Un argomento su cui ho lavorato negli anni 90 e mi resta ancora molto a cuore è quello dell’identità personale come l’insieme del proprio divenire: io sono la mia biografia. È l’autonomia della persona nella realizzazione di sé, concetto che risale all’antico imperativo “diventa te stesso” e arriva fino a formulazioni recenti secondo cui la santità non sarebbe altro che essere fino in fondo se stessi (Thomas Merton e Giovanni Paolo II, per esempio). Ne sarebbe una conseguenza la convinzione che una pienezza di vita dopo la morte, ciò che spesso chiamiamo “vita eterna”, debba in qualche modo comprendere tutte le fasi della vita della persona. Quel paradosso di sognare l’adulto quando si guarda un figlio piccolo per poi rimpiangere il bimbo quando il figlio è cresciuto, sarebbe abbondantemente superato, perché la reciproca conoscenza tra persone in quella pienezza di vita significherebbe guardare nell’altro il bambino assieme al giovane, all’uomo maturo e all’anziano: ognuno è tutto quello. Si delinea così un’esistenza di lieta vitalità.

Ho guardato con intimo piacere le ultime puntate della serie This is us (2016-2022) dove Rebecca, la madre della famiglia protagonista, passa all’aldilà e vede i suoi figli proprio così. Quei personaggi che avevamo visto in diverse età, rappresentati da diversi attori o mirabilmente truccati, siedono contemporaneamente attorno a un tavolo: Randall con otto, diciassette e trentasei anni, e similmente Kevin. A chi sarà venuta questa trovata geniale? E non è irrilevante che siano guardati dalla madre. Quando a lezione esponevo questa idea, di solito erano le madri a reagire visibilmente.

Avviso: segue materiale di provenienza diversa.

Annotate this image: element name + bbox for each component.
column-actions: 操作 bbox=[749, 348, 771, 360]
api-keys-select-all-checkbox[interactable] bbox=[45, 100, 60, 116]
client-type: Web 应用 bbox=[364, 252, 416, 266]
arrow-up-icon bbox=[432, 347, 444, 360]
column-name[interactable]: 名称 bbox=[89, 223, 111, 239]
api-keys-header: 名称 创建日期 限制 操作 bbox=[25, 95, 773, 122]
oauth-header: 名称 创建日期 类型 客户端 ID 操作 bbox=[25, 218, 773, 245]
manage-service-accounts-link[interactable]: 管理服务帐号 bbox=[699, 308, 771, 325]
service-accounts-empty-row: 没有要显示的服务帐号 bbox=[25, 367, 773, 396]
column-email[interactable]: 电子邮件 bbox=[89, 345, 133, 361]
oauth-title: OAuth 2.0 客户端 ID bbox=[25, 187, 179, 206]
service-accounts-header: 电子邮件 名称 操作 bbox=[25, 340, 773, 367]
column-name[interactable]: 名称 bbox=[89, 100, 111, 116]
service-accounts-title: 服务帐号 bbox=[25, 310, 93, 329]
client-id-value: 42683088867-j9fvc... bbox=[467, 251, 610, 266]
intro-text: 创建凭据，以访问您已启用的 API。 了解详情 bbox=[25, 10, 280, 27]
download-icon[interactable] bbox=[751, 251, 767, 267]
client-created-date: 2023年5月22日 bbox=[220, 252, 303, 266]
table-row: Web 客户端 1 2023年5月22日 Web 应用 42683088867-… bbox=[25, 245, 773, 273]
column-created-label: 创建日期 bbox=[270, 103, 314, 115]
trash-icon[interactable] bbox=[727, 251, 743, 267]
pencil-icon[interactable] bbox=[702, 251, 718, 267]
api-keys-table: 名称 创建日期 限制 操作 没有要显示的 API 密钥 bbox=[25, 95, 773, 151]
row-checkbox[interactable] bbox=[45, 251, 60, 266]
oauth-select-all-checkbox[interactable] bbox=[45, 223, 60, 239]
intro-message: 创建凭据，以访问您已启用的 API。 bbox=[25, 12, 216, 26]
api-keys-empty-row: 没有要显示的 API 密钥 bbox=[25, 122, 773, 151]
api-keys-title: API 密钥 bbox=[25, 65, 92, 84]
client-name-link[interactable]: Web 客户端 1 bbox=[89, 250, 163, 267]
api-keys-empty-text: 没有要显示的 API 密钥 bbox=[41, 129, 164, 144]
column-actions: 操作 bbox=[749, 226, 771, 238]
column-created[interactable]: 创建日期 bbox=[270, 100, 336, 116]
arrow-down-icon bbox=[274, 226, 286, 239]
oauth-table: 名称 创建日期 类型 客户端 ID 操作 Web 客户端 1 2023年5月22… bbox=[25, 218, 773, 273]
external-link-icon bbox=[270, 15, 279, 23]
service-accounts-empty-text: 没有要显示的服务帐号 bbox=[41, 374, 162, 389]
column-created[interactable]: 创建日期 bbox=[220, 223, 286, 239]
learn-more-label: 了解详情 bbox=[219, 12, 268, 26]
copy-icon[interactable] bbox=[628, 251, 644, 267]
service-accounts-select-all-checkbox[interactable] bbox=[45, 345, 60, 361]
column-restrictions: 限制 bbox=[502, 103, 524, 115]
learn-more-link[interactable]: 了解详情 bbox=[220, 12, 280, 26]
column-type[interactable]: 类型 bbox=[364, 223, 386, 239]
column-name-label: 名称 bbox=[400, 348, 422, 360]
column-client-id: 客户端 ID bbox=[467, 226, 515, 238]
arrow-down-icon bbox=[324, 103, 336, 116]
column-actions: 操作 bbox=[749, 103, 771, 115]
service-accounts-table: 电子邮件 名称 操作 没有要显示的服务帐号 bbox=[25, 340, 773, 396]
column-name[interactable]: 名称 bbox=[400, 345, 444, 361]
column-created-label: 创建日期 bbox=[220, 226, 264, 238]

“Ecco, verranno giorni, – dice il Signore – in cui chi ara s’incontrerà con chi miete e chi pigia l’uva con chi getta il seme”, scrive il profeta Amos (9, 13). Forse l’oracolo vuole soltanto dire che la terra produrrà frutti in ogni tempo, ma a me piace trovarvi la rivelazione di questa pienezza della persona nella contemporaneità di tutti i suoi momenti.